La religión entró tarde en mi vida.
En la primaria, a diferencia de mis amigas que se preparaban para tomar su primera comunión con vestidos blancos y comentaban excluyéndome de las conversaciones las historias aprendidas sobre la Biblia, el cristianismo para mí era un mundo tan desconocido como el del futbol, apenas sabía rezar el ángel de la guarda dulce compañía y confundía a Dios con Jesús.
Sufría avergonzada cuando las mamás de mis compañeritas indagaban sobre mi educación religiosa y debía contestar que yo no asistía a catequesis, sospechando pensamientos de rechazo que me hacían creer que mientras todas las demás se enorgullecían de ser hijas del padre creador, yo no era más que una criatura del demonio.

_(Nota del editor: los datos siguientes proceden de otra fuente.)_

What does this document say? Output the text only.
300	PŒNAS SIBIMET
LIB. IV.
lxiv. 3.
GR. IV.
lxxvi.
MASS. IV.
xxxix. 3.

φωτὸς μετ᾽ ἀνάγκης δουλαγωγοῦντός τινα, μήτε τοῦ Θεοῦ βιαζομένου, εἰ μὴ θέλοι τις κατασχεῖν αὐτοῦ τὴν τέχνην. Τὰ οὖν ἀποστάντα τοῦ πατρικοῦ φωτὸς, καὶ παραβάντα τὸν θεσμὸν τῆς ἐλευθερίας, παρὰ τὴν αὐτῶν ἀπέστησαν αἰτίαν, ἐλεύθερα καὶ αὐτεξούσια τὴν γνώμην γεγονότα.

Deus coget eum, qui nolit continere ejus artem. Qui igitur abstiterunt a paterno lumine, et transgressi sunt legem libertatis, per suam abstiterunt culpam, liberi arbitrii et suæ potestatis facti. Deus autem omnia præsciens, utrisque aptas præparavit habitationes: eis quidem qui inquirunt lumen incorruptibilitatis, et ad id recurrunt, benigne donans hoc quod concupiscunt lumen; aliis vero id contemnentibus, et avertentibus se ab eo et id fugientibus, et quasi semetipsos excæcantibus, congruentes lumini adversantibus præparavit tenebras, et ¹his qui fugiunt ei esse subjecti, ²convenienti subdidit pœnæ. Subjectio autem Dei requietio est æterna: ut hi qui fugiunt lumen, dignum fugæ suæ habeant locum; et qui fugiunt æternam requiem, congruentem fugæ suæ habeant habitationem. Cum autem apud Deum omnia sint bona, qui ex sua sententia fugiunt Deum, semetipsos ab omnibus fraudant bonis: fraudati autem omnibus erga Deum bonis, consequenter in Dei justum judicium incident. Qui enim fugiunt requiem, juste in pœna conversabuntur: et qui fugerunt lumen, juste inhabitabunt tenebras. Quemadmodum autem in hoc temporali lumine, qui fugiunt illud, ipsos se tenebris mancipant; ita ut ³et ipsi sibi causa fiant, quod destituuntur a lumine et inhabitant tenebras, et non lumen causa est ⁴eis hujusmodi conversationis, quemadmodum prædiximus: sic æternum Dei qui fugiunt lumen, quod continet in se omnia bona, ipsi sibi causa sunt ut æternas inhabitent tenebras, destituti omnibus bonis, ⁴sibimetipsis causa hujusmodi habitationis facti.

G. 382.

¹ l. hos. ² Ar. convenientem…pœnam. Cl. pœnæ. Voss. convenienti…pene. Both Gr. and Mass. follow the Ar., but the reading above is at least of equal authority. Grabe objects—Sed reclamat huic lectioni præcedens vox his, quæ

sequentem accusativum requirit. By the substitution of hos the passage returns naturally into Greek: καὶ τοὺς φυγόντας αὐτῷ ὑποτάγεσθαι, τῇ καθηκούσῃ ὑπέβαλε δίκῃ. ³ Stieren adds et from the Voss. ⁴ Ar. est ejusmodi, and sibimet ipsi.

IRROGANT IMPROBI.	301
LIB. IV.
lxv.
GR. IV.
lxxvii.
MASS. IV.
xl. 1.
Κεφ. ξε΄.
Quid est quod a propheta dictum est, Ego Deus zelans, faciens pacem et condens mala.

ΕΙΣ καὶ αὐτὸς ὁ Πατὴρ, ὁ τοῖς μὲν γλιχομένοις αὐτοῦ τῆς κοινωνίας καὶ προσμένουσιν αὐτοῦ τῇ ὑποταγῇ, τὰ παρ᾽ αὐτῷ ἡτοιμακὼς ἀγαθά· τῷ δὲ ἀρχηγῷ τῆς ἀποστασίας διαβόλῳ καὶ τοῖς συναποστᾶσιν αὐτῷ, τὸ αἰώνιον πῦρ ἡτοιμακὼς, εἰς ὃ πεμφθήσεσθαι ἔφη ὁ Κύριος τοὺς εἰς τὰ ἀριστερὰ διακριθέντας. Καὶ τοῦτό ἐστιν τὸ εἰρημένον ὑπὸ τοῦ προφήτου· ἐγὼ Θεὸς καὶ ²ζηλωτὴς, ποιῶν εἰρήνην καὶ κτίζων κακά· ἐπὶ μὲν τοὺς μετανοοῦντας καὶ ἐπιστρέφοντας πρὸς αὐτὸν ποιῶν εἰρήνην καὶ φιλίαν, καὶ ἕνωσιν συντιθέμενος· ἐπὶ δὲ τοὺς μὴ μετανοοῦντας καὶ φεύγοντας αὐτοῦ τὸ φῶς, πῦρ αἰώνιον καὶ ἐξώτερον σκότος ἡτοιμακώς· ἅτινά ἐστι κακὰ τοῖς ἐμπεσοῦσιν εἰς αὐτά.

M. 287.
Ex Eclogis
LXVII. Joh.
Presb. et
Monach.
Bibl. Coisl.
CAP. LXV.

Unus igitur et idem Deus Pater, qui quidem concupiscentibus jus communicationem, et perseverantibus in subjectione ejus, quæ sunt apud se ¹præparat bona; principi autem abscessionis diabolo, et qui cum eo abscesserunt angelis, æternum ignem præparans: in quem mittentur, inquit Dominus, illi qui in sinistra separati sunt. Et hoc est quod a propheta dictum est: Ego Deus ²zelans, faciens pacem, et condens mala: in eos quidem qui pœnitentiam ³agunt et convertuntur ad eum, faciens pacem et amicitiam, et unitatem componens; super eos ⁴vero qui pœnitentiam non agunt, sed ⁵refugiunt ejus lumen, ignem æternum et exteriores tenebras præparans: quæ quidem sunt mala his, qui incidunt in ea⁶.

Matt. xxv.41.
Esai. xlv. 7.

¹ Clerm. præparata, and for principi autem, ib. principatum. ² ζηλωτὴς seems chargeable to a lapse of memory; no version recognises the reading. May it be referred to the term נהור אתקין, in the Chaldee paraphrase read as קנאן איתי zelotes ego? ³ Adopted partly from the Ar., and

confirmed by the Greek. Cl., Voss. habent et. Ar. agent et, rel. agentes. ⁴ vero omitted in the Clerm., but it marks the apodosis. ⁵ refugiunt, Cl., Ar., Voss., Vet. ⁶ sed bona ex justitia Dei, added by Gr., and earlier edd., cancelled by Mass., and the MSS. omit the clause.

Mi mamá jamás había insistido con el tema, prefería que no me meta en esas cosas, y mi papá tampoco era partidario de inculcarle a sus hijos creencias que no alcanzaban a comprender, y a veces, hasta se atrevía a contarme anécdotas de su infancia en un estricto colegio de curas burlándose de estos y de las ridiculeces de la iglesia. Así nunca me animaría a preguntarles si me anotaban en catequesis, pero sobreviví a la tentación que me producían los vestidos y el ser una niña bien, distraída por los libros que me traía mi mamá, mientras las otras chicas de mi edad se aprendían los diez mandamientos.
Fui bautizada casi por casualidad, gracias a mi tía que decidió salvarme del pecado original con el que debíamos lidiar por culpa de esos dos que se comieron la manzana. De la ceremonia no hay ni fotos ni recuerdos y al preguntarles a mis papás tardan en acomodar los sucesos mezclándola con otras, debido a que no fue nada demasiado significativo entre nosotros.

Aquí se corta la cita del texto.